C'est drôle comment fonctionne la mémoire. Lorsque Nagy se souvint de sa première expérience avec Highsmith, elle la décrit à Wilson comme «un voyage totalement silencieux et misérable au cimetière, à l'exception des trois occasions où Pat m'a parlé». Mais dans l'essai, la perspective est inversée et Highsmith décrit Nagy (bien que pas par son nom) comme "mon compagnon plutôt taciturne de la Fois.”Les deux plus tard sont devenus des amis proches.

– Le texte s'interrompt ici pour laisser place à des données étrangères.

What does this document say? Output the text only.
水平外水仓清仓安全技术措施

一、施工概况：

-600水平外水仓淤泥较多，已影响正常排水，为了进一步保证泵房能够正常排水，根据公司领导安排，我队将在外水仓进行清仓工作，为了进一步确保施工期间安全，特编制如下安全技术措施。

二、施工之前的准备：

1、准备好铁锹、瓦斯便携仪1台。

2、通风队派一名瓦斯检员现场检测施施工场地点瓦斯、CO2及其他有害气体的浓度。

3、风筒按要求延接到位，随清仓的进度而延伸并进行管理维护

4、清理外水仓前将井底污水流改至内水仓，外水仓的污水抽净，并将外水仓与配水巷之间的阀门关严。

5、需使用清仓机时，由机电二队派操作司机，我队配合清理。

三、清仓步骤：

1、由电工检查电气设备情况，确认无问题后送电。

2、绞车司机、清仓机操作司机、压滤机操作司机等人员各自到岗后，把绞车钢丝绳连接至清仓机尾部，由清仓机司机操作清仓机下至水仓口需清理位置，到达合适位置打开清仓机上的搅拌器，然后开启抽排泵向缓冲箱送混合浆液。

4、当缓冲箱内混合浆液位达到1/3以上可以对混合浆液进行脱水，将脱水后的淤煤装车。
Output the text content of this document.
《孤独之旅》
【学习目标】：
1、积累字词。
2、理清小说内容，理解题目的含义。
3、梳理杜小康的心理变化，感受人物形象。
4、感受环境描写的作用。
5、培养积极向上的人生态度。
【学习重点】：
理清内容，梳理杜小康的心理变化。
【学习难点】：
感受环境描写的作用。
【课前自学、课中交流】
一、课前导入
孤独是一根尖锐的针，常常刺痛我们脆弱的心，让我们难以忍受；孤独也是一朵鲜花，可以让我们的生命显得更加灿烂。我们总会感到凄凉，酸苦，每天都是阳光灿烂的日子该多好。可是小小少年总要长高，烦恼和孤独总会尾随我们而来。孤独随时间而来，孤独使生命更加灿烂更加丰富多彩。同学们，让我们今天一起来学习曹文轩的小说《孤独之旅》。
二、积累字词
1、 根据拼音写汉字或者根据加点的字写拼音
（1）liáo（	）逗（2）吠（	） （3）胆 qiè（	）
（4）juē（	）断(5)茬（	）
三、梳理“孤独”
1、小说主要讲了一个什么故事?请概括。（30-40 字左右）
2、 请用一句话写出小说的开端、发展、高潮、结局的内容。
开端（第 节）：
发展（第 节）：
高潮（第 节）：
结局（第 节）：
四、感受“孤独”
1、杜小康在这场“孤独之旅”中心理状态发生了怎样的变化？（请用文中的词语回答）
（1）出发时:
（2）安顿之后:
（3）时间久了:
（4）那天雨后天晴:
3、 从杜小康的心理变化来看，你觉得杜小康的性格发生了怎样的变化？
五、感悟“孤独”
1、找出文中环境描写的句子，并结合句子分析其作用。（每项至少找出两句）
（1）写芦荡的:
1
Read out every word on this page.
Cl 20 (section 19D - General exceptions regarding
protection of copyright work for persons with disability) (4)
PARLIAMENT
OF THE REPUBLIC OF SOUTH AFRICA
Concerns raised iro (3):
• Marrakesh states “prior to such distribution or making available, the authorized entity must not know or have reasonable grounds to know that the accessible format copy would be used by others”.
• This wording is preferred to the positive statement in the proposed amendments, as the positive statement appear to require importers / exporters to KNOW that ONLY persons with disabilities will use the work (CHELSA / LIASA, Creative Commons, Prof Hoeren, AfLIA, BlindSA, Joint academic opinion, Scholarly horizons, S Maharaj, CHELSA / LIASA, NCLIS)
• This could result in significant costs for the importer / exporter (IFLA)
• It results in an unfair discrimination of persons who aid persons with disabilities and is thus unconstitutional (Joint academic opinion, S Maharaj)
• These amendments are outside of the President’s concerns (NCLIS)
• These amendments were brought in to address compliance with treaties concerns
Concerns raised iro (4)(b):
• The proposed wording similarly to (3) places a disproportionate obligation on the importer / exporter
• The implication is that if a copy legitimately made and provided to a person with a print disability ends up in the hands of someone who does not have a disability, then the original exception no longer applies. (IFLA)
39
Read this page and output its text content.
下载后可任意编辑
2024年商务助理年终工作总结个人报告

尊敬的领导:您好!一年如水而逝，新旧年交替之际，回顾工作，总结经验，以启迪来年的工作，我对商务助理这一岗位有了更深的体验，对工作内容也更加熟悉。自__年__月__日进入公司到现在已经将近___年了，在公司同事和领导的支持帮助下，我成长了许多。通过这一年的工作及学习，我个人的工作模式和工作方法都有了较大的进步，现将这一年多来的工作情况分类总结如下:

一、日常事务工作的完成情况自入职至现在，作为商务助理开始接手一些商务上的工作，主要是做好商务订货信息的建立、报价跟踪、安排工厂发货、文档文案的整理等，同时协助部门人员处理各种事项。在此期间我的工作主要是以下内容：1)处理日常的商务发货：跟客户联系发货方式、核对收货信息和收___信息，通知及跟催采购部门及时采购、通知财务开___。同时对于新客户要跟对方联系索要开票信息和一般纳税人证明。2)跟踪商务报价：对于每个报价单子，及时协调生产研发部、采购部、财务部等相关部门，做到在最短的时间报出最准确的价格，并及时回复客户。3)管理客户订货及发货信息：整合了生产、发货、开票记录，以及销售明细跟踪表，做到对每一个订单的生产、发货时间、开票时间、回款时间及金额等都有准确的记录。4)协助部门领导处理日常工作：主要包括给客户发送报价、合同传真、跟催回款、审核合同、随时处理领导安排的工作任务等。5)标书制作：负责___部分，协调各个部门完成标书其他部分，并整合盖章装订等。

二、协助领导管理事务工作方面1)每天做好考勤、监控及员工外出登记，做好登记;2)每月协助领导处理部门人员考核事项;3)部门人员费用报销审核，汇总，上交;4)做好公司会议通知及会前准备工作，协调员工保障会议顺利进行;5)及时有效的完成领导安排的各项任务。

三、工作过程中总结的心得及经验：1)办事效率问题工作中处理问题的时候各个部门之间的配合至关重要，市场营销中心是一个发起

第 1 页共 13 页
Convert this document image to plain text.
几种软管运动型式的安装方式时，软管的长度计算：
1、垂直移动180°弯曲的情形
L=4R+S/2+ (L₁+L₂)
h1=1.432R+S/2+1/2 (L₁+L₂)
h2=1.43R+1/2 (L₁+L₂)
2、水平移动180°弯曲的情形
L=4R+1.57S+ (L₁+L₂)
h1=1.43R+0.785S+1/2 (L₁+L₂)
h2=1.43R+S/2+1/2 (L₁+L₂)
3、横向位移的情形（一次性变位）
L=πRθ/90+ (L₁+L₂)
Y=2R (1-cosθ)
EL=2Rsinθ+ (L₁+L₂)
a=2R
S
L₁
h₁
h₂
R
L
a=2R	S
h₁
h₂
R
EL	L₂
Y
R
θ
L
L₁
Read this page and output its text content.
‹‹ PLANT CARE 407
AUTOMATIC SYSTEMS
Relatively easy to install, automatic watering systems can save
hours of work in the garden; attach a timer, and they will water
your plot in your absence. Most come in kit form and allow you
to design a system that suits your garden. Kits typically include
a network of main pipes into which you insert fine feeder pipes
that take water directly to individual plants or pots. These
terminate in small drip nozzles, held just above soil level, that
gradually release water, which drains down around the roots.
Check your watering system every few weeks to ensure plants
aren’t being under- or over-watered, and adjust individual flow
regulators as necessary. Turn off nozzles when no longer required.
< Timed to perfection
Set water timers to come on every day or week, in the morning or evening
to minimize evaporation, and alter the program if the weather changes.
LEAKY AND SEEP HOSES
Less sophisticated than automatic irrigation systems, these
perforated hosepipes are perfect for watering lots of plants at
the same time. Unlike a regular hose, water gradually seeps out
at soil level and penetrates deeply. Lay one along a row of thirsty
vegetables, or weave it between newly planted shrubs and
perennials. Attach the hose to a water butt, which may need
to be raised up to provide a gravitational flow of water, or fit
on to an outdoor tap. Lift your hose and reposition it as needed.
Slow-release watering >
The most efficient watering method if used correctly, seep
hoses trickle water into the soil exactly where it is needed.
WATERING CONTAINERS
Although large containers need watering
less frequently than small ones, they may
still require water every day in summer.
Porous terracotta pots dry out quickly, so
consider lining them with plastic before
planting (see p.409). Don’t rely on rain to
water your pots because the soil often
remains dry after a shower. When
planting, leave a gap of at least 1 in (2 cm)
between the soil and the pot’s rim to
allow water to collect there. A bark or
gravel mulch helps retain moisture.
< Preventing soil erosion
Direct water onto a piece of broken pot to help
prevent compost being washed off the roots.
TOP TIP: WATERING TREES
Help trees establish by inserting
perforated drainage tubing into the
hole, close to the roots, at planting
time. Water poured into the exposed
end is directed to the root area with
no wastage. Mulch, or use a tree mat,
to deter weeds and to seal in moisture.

Dans tous les cas, Highsmith semble être une personne parfois difficile à côtoyer, mais facile à respecter. «C'était une étape courageuse pour elle d'entreprendre la commission pour écrire sur Green-Wood», dit Wilson. Dans ses carnets de notes personnels, l'auteur avait annoncé son intention de ne pas craindre de mourir seule, qu'elle avait «toujours su que la mort était de toute façon un acte individuel». Mais, comme le raconte Wilson dans son livre, le cancer dans son poumon l'effrayait. . Lorsque Highsmith a appris la nouvelle pour la première fois, elle a sorti un flacon de whisky, directement dans le bureau du médecin, pour prendre un verre, puis elle a dit à ses amis que l'opération l'avait effrayée. Elle a arrêté de fumer, une habitude de toute une vie. Lorsque les résultats, finalement, que le cancer n’avait pas reculé, elle écrivit que «c’est comme un sursis à la mort».
C’est dans ce contexte qu’elle a visité Green-Wood et qu’elle a fourré sa main dans un four crématoire. "Les fours étaient encore chauds", dit Nagy à Wilson, "et vous pouviez entendre les os être râpés dans cet énorme mélangeur. C'était assez horrible.